You may have seen in the news that Uber is creating controversy in many cities across the United States. Generally, this involves sanctioned cab drivers protesting that Uber allows almost anyone with a car to become a driver, however those drivers are labelled as “freelancers” or “contractors” rather than employees, which allows Uber to save money in the long run. Expect court cases on the legality of these practices to continue into the future, and for qualifying as an Uber driver to get tougher.
One disrupting startup has drawn less controversy, however: Airbnb. This app seems to serve as a win-win: Homeowners can rent their property for short periods of time, and travelers get cheaper access to more comfortable accommodations. Many renting out their property are now looking to pay off their mortgage quicker by using Airbnb cash and possibly refinancing to a 15-year loan.
This might not be as easy it seems in the near future. Although the home finance world is still wrapping its head around Airbnb and similar services, it could cause problems for owners looking to refinance in the future. Here are three questions you should ask yourself before you sign up for Airbnb, especially with the intent to pay down your mortgage.
I ) Is It Even Legal?
First of all, you need to examine whether you’ve got every legal box checked before you start renting out rooms. There are a number of angles to consider.
For one, some urban areas have laws in place to monitor the short term renting industry. Sometimes the regulations change dramatically outside of city limits. For example, consider Miami. In the Miami Beach area, short-term rentals are banned in all single-family homes. Surfside requires registrations every time you host someone via Airbnb (and you’re limited to three such stints a year). That may seem stiff, but the Miami area is still within the Top 5 hottest locations for Airbnb in the United States.
Also make sure that you’re not going to get yourself in trouble in terms of taxation. National tax code allows you to pocket the revenue if you rent your property less than 15 nights a year. That doesn’t mean your local law doesn’t require its own 6 percent bed tax.
Are you a member of a Homeowner’s Association? You can probably count on a no-short term rental policy.
II ) Will Paying Off Your Mortgage Be as Financially Simple as It Seems?
The biggest grey area in the Airbnb trend is how to classify a property when the owner rents it out for an additional source of income. Is it a residence or a business? Where’s the line between the two?
This is where those looking to refinance stumble into trouble. First of all, many Airbnb users assume that they’ll be able to get another residential mortgage when they refinance, and this may or may not be true, depending on lender. Some lenders will want to finance the home as an investment property and not a residential one. Interest rates on these properties are typically higher because lenders see them as riskier: Owners aren’t always around to keep an eye on the home, and rental income can vary dramatically depending on time of year.

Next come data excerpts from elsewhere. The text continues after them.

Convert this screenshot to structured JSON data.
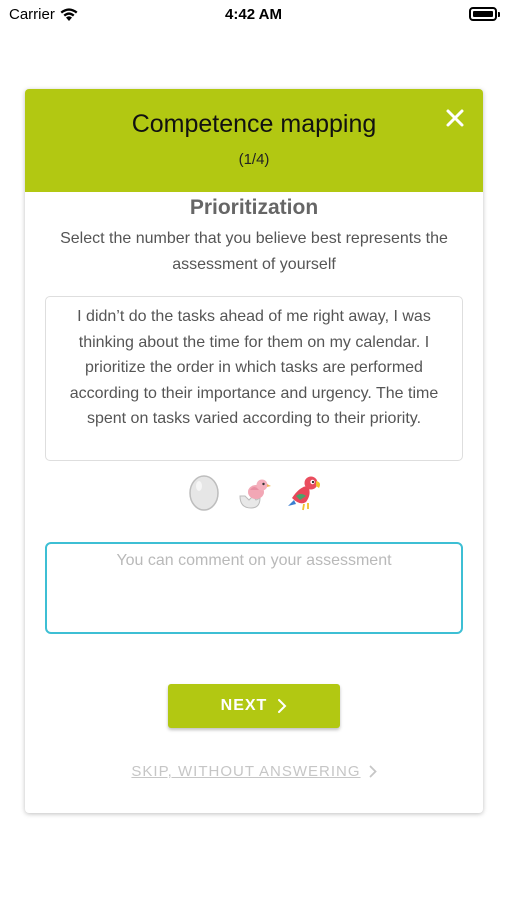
{
  "status_bar": {
    "carrier": "Carrier",
    "time": "4:42 AM"
  },
  "header": {
    "title": "Competence mapping",
    "step": "(1/4)",
    "close_icon": "close-icon",
    "background_color": "#b2c812"
  },
  "section": {
    "title": "Prioritization",
    "subtitle": "Select the number that you believe best represents the assessment of yourself"
  },
  "statement": "I didn’t do the tasks ahead of me right away, I was thinking about the time for them on my calendar. I prioritize the order in which tasks are performed according to their importance and urgency. The time spent on tasks varied according to their priority.",
  "rating_options": [
    {
      "icon": "egg-icon"
    },
    {
      "icon": "hatching-bird-icon"
    },
    {
      "icon": "parrot-icon"
    }
  ],
  "comment": {
    "placeholder": "You can comment on your assessment",
    "value": "",
    "border_color": "#3dbfd4"
  },
  "next_button": {
    "label": "NEXT",
    "icon": "chevron-right-icon"
  },
  "skip_link": {
    "label": "SKIP, WITHOUT ANSWERING",
    "icon": "chevron-right-icon"
  }
}
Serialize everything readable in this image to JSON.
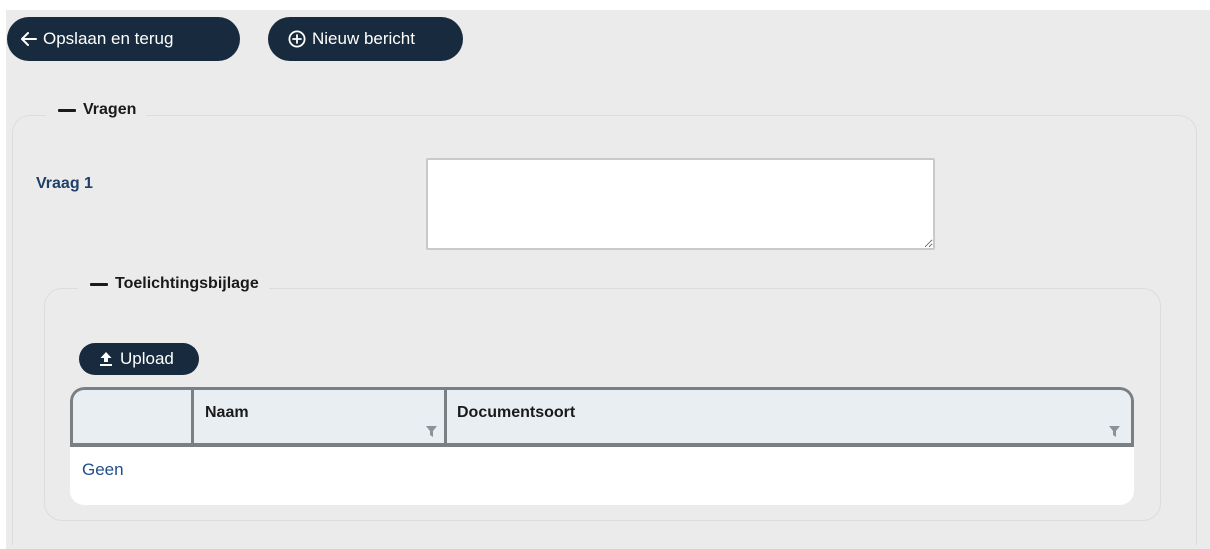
{
  "toolbar": {
    "back_label": "Opslaan en terug",
    "new_message_label": "Nieuw bericht"
  },
  "section_vragen": {
    "legend": "Vragen",
    "question_label": "Vraag 1",
    "question_value": ""
  },
  "section_bijlage": {
    "legend": "Toelichtingsbijlage",
    "upload_label": "Upload",
    "grid": {
      "columns": [
        "",
        "Naam",
        "Documentsoort"
      ],
      "empty_text": "Geen"
    }
  },
  "colors": {
    "button_bg": "#182a3d",
    "page_bg": "#ebebeb",
    "label_blue": "#1f3f6b",
    "link_blue": "#1f4e8c"
  }
}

But what if you are living in the home at the time of rental? It might not matter. If you’ve added Airbnb income to your debt-to-income ratio, some lenders will still see that as something that could fall through, hence the risk.
Based on a study from Corelogic, residential properties were, on average, financed 84 percent at a rate of 3.76 percent during April 2016. Investment properties were financed 72 percent at a rate of 4.29 percent. Do these terms still make your plan to pay down the mortgage feasible?
III ) Will Your Homeowner’s Insurance Still Apply?
Many lenders require a homeowners insurance policy before giving you a mortgage. This will be a problem if your current insurance policy is nullified by you hosting renters on the property.
Many policies, like residential mortgages, are issued with the expectation that the owner themselves will be the only ones inhabiting a property. Most homeowners insurance policies are crafted explicitly for residential properties, refusing to cover any commercial activities. You may need to invest in a different, more expensive insurance policy, or run the risk of having your policy cancelled if your Airbnb business is discovered, which in turn may get you in trouble with your lender.
The good news is that Airbnb itself now offers primary liability coverage.